There is a significant accumulation of quality of life problems among inmates. We know that approximately half of all inmates have a substance use disorder when they enter prison, and a large proportion also have mental and physical illnesses. After release from prison, former inmates have a particular risk of overall mortality, especially overdose mortality. Inmates with previous substance use problems are more likely to relapse into substance use and criminality after release, and many face difficulties in reintegrating into work or education. A national survey of substance use, health, and overall well being may be an important part of identifying at-risk groups among incarcerated individuals in prisons and probation services, thereby helping to tailor interventions correctly.

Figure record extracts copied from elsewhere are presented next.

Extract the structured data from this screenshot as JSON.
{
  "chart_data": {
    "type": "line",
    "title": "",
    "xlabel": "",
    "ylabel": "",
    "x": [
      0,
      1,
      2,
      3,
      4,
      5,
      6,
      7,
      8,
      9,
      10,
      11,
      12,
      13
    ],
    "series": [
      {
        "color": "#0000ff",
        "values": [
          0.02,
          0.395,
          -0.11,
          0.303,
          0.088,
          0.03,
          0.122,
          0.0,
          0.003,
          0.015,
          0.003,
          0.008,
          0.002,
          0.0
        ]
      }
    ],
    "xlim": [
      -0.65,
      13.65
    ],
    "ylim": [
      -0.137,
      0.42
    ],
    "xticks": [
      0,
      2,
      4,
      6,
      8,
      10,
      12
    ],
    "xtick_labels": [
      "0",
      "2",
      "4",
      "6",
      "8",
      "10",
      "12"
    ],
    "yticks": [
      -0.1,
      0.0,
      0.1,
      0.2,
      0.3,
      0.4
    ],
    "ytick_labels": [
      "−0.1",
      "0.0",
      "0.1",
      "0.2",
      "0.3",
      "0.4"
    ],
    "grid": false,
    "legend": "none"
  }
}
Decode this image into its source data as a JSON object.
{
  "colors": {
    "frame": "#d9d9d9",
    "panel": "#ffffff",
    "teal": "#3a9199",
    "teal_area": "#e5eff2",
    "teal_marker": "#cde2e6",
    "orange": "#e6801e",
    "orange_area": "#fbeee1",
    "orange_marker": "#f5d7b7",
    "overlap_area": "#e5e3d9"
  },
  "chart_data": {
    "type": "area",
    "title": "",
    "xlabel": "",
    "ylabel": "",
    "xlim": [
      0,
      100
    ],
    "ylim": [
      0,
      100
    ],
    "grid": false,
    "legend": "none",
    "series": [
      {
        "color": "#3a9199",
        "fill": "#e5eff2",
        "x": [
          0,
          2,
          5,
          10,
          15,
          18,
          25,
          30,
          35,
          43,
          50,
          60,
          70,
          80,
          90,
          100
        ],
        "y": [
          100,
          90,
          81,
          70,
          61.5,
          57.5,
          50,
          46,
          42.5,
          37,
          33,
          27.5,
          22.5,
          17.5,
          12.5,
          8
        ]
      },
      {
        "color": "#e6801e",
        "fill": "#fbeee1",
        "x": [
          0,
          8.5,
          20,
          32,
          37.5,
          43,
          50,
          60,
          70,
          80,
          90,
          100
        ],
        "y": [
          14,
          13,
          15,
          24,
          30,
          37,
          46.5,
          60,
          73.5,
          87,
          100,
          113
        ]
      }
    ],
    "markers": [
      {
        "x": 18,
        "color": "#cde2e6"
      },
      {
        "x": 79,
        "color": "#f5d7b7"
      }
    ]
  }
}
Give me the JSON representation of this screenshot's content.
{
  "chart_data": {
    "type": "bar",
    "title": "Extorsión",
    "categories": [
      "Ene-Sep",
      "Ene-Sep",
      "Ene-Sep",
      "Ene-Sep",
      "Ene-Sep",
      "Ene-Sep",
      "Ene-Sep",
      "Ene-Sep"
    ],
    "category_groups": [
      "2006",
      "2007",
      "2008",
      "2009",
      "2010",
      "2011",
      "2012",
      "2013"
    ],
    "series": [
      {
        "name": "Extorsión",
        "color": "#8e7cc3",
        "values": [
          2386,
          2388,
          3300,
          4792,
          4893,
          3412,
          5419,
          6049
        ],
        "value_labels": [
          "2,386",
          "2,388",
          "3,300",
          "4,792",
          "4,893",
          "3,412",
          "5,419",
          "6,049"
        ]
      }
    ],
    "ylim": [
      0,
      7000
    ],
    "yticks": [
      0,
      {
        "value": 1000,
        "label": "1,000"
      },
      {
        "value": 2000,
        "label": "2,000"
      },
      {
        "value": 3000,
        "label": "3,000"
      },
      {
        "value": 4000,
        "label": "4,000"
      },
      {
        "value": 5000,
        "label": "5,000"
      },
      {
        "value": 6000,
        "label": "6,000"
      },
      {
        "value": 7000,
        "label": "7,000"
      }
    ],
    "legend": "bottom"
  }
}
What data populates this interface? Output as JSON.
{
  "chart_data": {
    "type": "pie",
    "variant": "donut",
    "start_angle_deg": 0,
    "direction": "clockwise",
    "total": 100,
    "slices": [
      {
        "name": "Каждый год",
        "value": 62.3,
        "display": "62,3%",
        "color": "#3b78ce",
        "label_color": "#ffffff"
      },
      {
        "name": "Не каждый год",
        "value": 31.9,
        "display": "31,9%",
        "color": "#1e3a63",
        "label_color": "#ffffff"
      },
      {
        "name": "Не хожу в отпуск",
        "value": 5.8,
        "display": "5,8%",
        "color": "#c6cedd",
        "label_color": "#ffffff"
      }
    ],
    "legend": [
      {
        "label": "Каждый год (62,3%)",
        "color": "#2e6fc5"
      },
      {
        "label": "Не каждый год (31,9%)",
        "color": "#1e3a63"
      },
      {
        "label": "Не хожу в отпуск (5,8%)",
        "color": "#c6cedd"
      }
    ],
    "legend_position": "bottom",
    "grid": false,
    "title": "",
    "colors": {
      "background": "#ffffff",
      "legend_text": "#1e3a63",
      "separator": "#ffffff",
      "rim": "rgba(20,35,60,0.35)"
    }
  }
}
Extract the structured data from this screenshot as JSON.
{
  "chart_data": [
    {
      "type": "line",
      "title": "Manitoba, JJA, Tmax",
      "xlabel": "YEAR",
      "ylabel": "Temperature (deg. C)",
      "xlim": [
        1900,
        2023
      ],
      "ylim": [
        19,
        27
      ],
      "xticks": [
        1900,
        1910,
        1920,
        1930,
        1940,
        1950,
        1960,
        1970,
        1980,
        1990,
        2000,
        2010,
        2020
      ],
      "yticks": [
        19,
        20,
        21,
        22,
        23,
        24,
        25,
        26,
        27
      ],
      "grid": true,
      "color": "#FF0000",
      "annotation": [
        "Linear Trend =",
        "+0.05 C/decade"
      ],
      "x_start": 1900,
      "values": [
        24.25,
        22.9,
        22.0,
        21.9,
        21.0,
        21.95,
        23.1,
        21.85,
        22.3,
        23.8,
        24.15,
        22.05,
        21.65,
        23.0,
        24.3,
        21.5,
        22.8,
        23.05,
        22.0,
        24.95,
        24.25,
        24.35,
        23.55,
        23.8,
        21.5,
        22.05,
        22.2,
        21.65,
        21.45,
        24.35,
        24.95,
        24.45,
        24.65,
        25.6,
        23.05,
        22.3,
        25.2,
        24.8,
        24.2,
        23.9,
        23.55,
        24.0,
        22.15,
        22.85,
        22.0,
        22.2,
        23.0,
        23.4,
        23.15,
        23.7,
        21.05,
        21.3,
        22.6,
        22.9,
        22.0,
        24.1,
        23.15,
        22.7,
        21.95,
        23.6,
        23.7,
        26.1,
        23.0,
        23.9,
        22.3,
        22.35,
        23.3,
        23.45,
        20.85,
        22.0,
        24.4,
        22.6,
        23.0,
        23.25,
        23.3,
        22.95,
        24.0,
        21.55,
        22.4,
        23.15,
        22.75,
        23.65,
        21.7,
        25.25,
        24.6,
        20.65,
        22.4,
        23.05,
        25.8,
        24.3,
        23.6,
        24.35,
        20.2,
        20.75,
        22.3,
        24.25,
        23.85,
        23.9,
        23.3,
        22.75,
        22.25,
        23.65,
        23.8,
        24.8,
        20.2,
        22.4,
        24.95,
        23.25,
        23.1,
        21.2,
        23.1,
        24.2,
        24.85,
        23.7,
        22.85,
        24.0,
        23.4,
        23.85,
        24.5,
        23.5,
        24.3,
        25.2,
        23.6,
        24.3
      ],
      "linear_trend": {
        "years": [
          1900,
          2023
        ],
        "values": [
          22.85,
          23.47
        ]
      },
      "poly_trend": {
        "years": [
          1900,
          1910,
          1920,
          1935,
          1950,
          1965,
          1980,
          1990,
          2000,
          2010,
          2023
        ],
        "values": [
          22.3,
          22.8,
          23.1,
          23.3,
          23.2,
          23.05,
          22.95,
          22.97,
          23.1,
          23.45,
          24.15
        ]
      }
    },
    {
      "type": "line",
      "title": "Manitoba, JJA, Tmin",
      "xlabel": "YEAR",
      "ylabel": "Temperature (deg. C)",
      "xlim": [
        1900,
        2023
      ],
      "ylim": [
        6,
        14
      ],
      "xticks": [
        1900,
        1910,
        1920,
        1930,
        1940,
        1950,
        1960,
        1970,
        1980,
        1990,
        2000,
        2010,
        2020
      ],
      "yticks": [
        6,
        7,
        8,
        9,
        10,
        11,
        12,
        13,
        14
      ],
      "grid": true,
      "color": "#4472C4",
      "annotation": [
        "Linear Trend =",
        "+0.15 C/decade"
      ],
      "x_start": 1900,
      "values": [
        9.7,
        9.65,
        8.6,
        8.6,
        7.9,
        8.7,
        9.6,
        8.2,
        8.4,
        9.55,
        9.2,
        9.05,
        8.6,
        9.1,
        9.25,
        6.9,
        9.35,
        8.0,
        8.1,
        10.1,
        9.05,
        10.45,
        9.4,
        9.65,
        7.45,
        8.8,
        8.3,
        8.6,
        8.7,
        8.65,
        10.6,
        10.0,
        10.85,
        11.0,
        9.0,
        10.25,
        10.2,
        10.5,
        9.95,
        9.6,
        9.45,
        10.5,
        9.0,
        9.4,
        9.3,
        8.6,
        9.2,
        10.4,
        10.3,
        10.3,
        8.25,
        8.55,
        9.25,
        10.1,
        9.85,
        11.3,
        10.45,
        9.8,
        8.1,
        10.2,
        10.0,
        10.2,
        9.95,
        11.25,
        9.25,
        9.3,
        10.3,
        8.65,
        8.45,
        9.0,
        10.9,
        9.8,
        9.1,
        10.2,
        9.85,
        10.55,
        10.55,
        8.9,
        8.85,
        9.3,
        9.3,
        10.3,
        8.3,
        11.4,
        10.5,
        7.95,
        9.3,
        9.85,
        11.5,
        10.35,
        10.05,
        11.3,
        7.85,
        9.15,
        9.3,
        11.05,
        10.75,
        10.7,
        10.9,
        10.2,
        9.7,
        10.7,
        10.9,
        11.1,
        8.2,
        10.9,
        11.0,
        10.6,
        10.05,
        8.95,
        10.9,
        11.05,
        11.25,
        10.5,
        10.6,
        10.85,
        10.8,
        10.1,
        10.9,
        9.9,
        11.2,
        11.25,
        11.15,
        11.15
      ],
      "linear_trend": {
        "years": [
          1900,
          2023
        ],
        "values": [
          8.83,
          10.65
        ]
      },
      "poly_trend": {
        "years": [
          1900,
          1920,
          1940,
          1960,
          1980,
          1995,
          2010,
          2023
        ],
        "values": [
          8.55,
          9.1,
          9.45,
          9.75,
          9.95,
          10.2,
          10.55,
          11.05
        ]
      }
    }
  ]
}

On the other hand, there is little knowledge about those who are serving sentences outside of prison in the community. The proportion of this type of sentence has increased considerably over the past 10 years as more and more types of offenses have been made eligible. In order to be considered for this type of sentence, the convicted person must meet certain criteria. It is therefore expected that those who serve sentences in society are generally healthier and have fewer disadvantages than the population serving time in prison, but this has not been adequately researched. This project will provide knowledge about different groups serving sentences, which will shed light on the changing challenges over the past 13 years. The study will also contribute to a better foundation of knowledge for assessing whether the services offered are relevant and adequate for the target population.